- The Washington Times - Thursday, November 1, 2001

ATLANTA (AP) Delta Air Lines, which was planning to cut 13,000 jobs, said yesterday only 2,000 employees will be laid off because 11,000 took early retirement or a one-year voluntary leave.
The 13,000 cuts, 15.8 percent of its work force, are part of a broader effort to reduce operations because of dramatically less traffic since the September 11 terrorist attacks.
"The early retirement package was sweet," said Mark Baxter, a Delta human resources general manager.
About 4,200 employees chose to retire early, many lured by a company offer to add five years to their service records for better pension benefits, said Mark Baxter, a Delta human resources general manager. Delta employees are eligible for full pension benefits at age 60.
Of the 2,000 who will be laid off, 1,700 are pilots who are not eligible for a retirement package the company offered.

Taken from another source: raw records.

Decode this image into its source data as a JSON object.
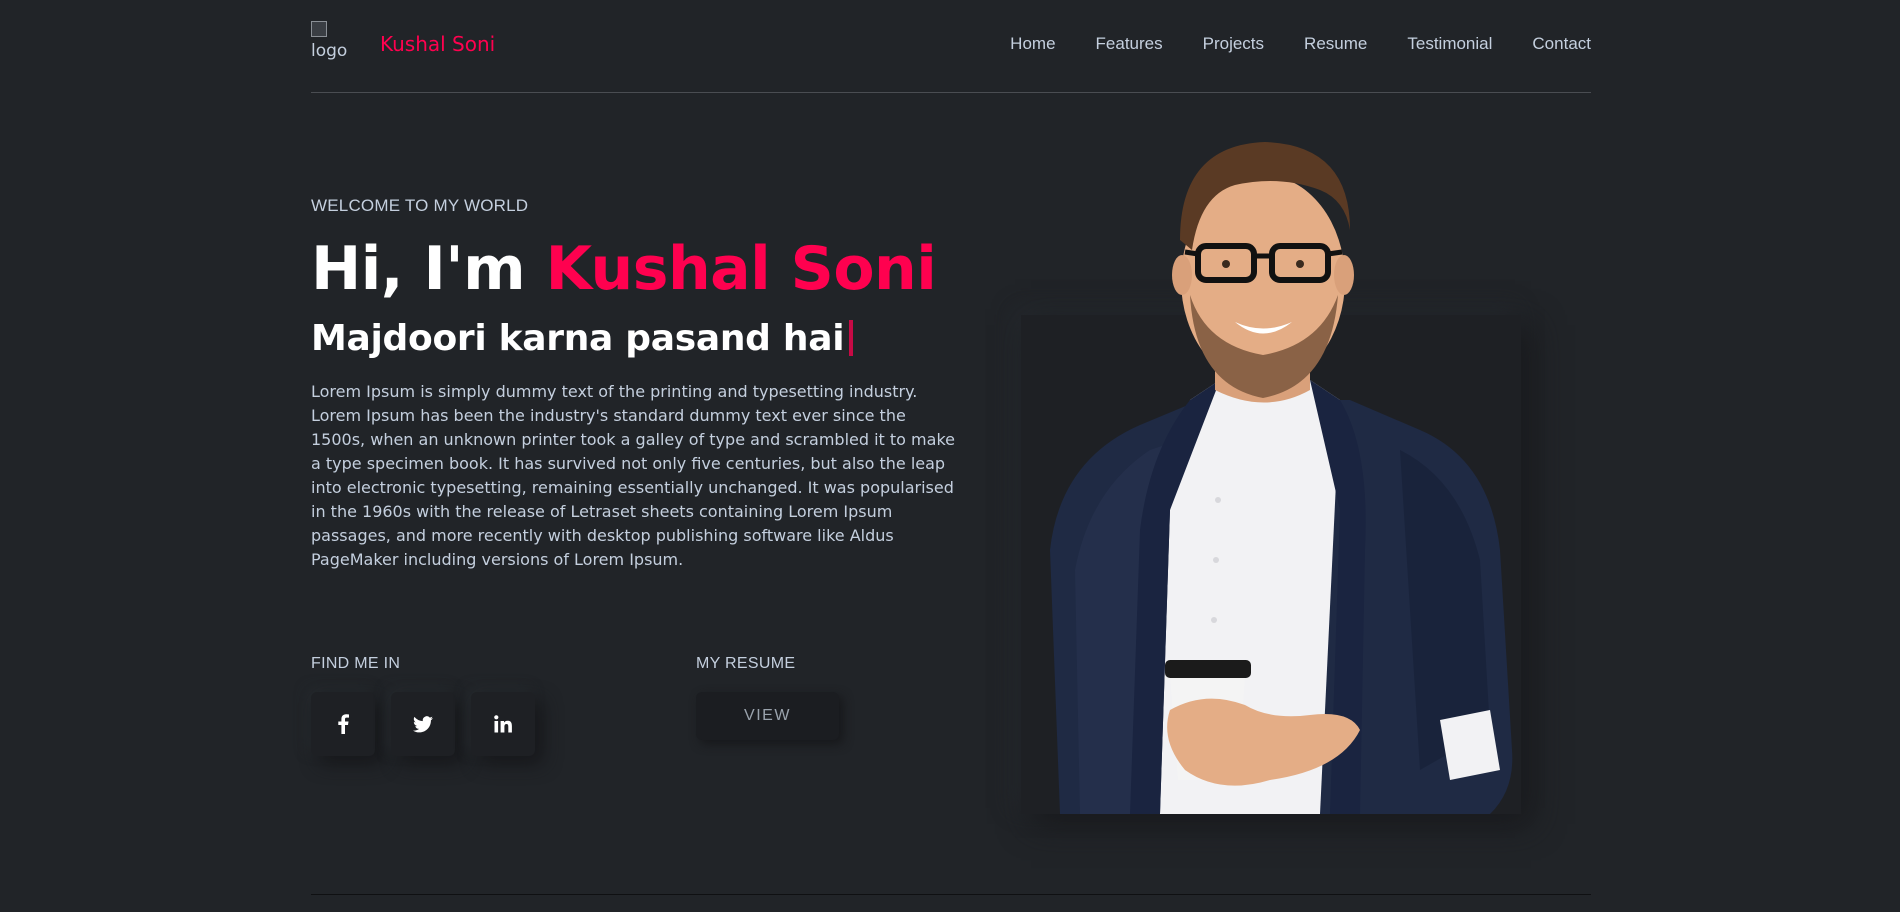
{
  "header": {
    "logo_alt": "logo",
    "brand": "Kushal Soni",
    "nav": [
      "Home",
      "Features",
      "Projects",
      "Resume",
      "Testimonial",
      "Contact"
    ]
  },
  "hero": {
    "welcome": "WELCOME TO MY WORLD",
    "greeting": "Hi, I'm ",
    "name": "Kushal Soni",
    "tagline": "Majdoori karna pasand hai",
    "description": "Lorem Ipsum is simply dummy text of the printing and typesetting industry. Lorem Ipsum has been the industry's standard dummy text ever since the 1500s, when an unknown printer took a galley of type and scrambled it to make a type specimen book. It has survived not only five centuries, but also the leap into electronic typesetting, remaining essentially unchanged. It was popularised in the 1960s with the release of Letraset sheets containing Lorem Ipsum passages, and more recently with desktop publishing software like Aldus PageMaker including versions of Lorem Ipsum."
  },
  "social": {
    "label": "FIND ME IN",
    "icons": [
      "facebook-icon",
      "twitter-icon",
      "linkedin-icon"
    ]
  },
  "resume": {
    "label": "MY RESUME",
    "button": "VIEW"
  },
  "colors": {
    "background": "#212428",
    "accent": "#ff014f",
    "text": "#c4cfde",
    "heading": "#ffffff"
  }
}
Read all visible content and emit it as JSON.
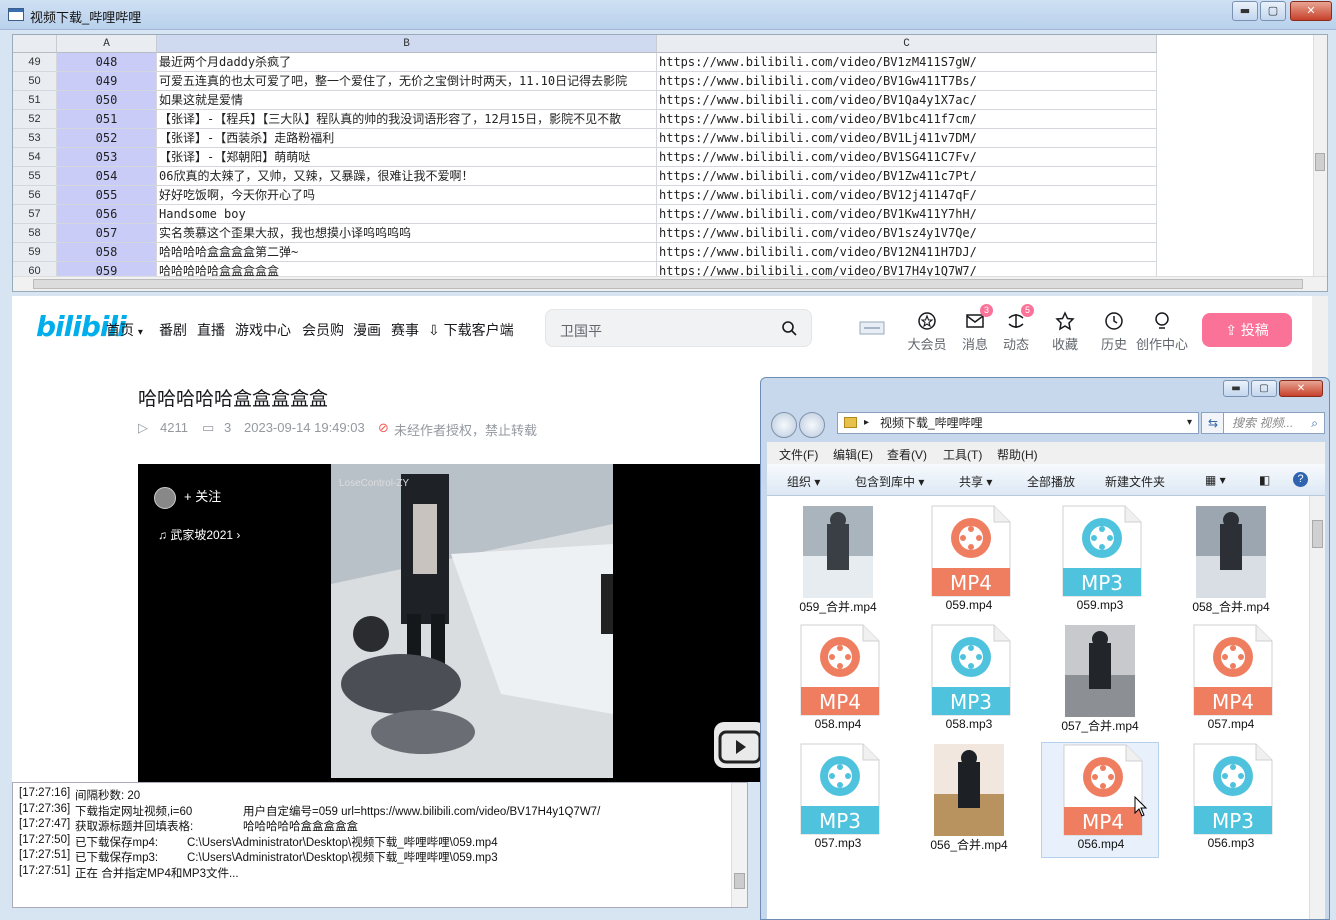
{
  "window": {
    "title": "视频下载_哔哩哔哩",
    "min": "▬",
    "max": "▢",
    "close": "✕"
  },
  "sheet": {
    "columns": [
      "A",
      "B",
      "C"
    ],
    "rows": [
      {
        "n": "49",
        "a": "048",
        "b": "最近两个月daddy杀疯了",
        "c": "https://www.bilibili.com/video/BV1zM411S7gW/"
      },
      {
        "n": "50",
        "a": "049",
        "b": "可爱五连真的也太可爱了吧，整一个爱住了，无价之宝倒计时两天，11.10日记得去影院",
        "c": "https://www.bilibili.com/video/BV1Gw411T7Bs/"
      },
      {
        "n": "51",
        "a": "050",
        "b": "如果这就是爱情",
        "c": "https://www.bilibili.com/video/BV1Qa4y1X7ac/"
      },
      {
        "n": "52",
        "a": "051",
        "b": "【张译】-【程兵】【三大队】程队真的帅的我没词语形容了，12月15日，影院不见不散",
        "c": "https://www.bilibili.com/video/BV1bc411f7cm/"
      },
      {
        "n": "53",
        "a": "052",
        "b": "【张译】-【西装杀】走路粉福利",
        "c": "https://www.bilibili.com/video/BV1Lj411v7DM/"
      },
      {
        "n": "54",
        "a": "053",
        "b": "【张译】-【郑朝阳】萌萌哒",
        "c": "https://www.bilibili.com/video/BV1SG411C7Fv/"
      },
      {
        "n": "55",
        "a": "054",
        "b": "06欣真的太辣了，又帅，又辣，又暴躁，很难让我不爱啊！",
        "c": "https://www.bilibili.com/video/BV1Zw411c7Pt/"
      },
      {
        "n": "56",
        "a": "055",
        "b": "好好吃饭啊，今天你开心了吗",
        "c": "https://www.bilibili.com/video/BV12j41147qF/"
      },
      {
        "n": "57",
        "a": "056",
        "b": "Handsome boy",
        "c": "https://www.bilibili.com/video/BV1Kw411Y7hH/"
      },
      {
        "n": "58",
        "a": "057",
        "b": "实名羡慕这个歪果大叔，我也想摸小译呜呜呜呜",
        "c": "https://www.bilibili.com/video/BV1sz4y1V7Qe/"
      },
      {
        "n": "59",
        "a": "058",
        "b": "哈哈哈哈盒盒盒盒第二弹~",
        "c": "https://www.bilibili.com/video/BV12N411H7DJ/"
      },
      {
        "n": "60",
        "a": "059",
        "b": "哈哈哈哈哈盒盒盒盒盒",
        "c": "https://www.bilibili.com/video/BV17H4y1Q7W7/"
      }
    ]
  },
  "bili": {
    "logo": "bilibili",
    "nav": [
      "首页",
      "番剧",
      "直播",
      "游戏中心",
      "会员购",
      "漫画",
      "赛事",
      "下载客户端"
    ],
    "search_placeholder": "卫国平",
    "icons": [
      {
        "label": "大会员",
        "badge": ""
      },
      {
        "label": "消息",
        "badge": "3"
      },
      {
        "label": "动态",
        "badge": "5"
      },
      {
        "label": "收藏",
        "badge": ""
      },
      {
        "label": "历史",
        "badge": ""
      },
      {
        "label": "创作中心",
        "badge": ""
      }
    ],
    "upload": "投稿",
    "video_title": "哈哈哈哈哈盒盒盒盒盒",
    "views": "4211",
    "comments": "3",
    "date": "2023-09-14 19:49:03",
    "copyright": "未经作者授权，禁止转载",
    "player": {
      "follow": "+ 关注",
      "music": "武家坡2021",
      "watermark": "LoseControl-ZY"
    }
  },
  "log": [
    {
      "time": "[17:27:16]",
      "msg": "间隔秒数: 20",
      "extra": ""
    },
    {
      "time": "[17:27:36]",
      "msg": "下载指定网址视频,i=60",
      "extra": "用户自定编号=059    url=https://www.bilibili.com/video/BV17H4y1Q7W7/"
    },
    {
      "time": "[17:27:47]",
      "msg": "获取源标题并回填表格:",
      "extra": "哈哈哈哈哈盒盒盒盒盒"
    },
    {
      "time": "[17:27:50]",
      "msg": "已下载保存mp4:",
      "extra": "C:\\Users\\Administrator\\Desktop\\视频下载_哔哩哔哩\\059.mp4"
    },
    {
      "time": "[17:27:51]",
      "msg": "已下载保存mp3:",
      "extra": "C:\\Users\\Administrator\\Desktop\\视频下载_哔哩哔哩\\059.mp3"
    },
    {
      "time": "[17:27:51]",
      "msg": "正在 合并指定MP4和MP3文件...",
      "extra": ""
    }
  ],
  "explorer": {
    "path": "视频下载_哔哩哔哩",
    "search_placeholder": "搜索 视频...",
    "menu": [
      "文件(F)",
      "编辑(E)",
      "查看(V)",
      "工具(T)",
      "帮助(H)"
    ],
    "toolbar": [
      "组织 ▾",
      "包含到库中 ▾",
      "共享 ▾",
      "全部播放",
      "新建文件夹"
    ],
    "files": [
      {
        "name": "059_合并.mp4",
        "kind": "thumb"
      },
      {
        "name": "059.mp4",
        "kind": "MP4"
      },
      {
        "name": "059.mp3",
        "kind": "MP3"
      },
      {
        "name": "058_合并.mp4",
        "kind": "thumb"
      },
      {
        "name": "058.mp4",
        "kind": "MP4"
      },
      {
        "name": "058.mp3",
        "kind": "MP3"
      },
      {
        "name": "057_合并.mp4",
        "kind": "thumb"
      },
      {
        "name": "057.mp4",
        "kind": "MP4"
      },
      {
        "name": "057.mp3",
        "kind": "MP3"
      },
      {
        "name": "056_合并.mp4",
        "kind": "thumb"
      },
      {
        "name": "056.mp4",
        "kind": "MP4"
      },
      {
        "name": "056.mp3",
        "kind": "MP3"
      }
    ]
  },
  "colors": {
    "mp4": "#ef7d60",
    "mp3": "#4fc3dd",
    "bili_blue": "#00aeec",
    "bili_pink": "#fb7299"
  }
}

The first 400 pilots will be fired today, said Karen Miller, a spokeswoman for their union, the Air Line Pilots Association.

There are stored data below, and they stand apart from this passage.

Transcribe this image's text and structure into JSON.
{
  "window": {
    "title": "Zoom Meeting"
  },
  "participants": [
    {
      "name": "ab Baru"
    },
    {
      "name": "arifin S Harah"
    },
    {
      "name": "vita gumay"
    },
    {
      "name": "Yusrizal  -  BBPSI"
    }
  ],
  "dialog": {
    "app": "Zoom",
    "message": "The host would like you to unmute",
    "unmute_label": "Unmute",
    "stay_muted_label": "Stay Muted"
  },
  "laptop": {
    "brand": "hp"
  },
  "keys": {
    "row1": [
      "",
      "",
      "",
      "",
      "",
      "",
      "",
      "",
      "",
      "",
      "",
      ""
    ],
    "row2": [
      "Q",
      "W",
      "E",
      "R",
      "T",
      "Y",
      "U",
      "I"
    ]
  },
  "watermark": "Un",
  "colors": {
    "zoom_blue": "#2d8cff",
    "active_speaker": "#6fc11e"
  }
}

ALPA authorized Delta's union chairman to file a grievance if attorneys decide the company violated a no-furlough clause, she added.
Miss Baxter said the one-year voluntary furlough with medical benefits "was really popular with the flight attendant group, people for whom it might be a second job."

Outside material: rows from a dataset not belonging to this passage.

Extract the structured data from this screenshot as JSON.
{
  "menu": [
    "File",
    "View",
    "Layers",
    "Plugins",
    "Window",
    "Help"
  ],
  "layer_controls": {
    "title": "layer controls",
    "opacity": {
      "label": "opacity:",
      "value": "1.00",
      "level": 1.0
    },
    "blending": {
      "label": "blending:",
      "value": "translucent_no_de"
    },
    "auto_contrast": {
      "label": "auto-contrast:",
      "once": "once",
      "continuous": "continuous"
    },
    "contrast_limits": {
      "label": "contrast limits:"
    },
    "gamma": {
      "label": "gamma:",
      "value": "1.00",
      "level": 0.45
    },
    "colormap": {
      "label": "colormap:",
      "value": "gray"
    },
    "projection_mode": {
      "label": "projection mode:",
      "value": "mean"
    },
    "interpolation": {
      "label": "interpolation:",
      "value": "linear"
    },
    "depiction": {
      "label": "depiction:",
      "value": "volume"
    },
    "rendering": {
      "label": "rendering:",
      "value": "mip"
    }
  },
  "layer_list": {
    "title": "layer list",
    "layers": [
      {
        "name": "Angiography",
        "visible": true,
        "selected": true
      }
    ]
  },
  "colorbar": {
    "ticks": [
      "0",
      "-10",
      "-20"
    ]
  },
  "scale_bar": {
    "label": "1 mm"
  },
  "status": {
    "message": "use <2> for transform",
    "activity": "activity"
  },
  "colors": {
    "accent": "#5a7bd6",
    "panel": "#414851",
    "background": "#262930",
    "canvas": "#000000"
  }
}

Initially, the company expected voluntary programs to account for 6,500 to 8,500 job reductions. Delta has about 82,500 employees.
"We are extremely pleased. This response exceeds our most optimistic expectations," Chief Executive Officer Leo Mullin said at a news conference.
Delta has eliminated about 16 percent of the 2,700 daily flights it had before the attacks. Delta shares rose 11 cents yesterday to close at $22.86.
Delta plans to report its third-quarter earnings today and most observers expect a large loss. Mr. Mullin said October revenue was down 45 percent from last year and traffic was down one-third.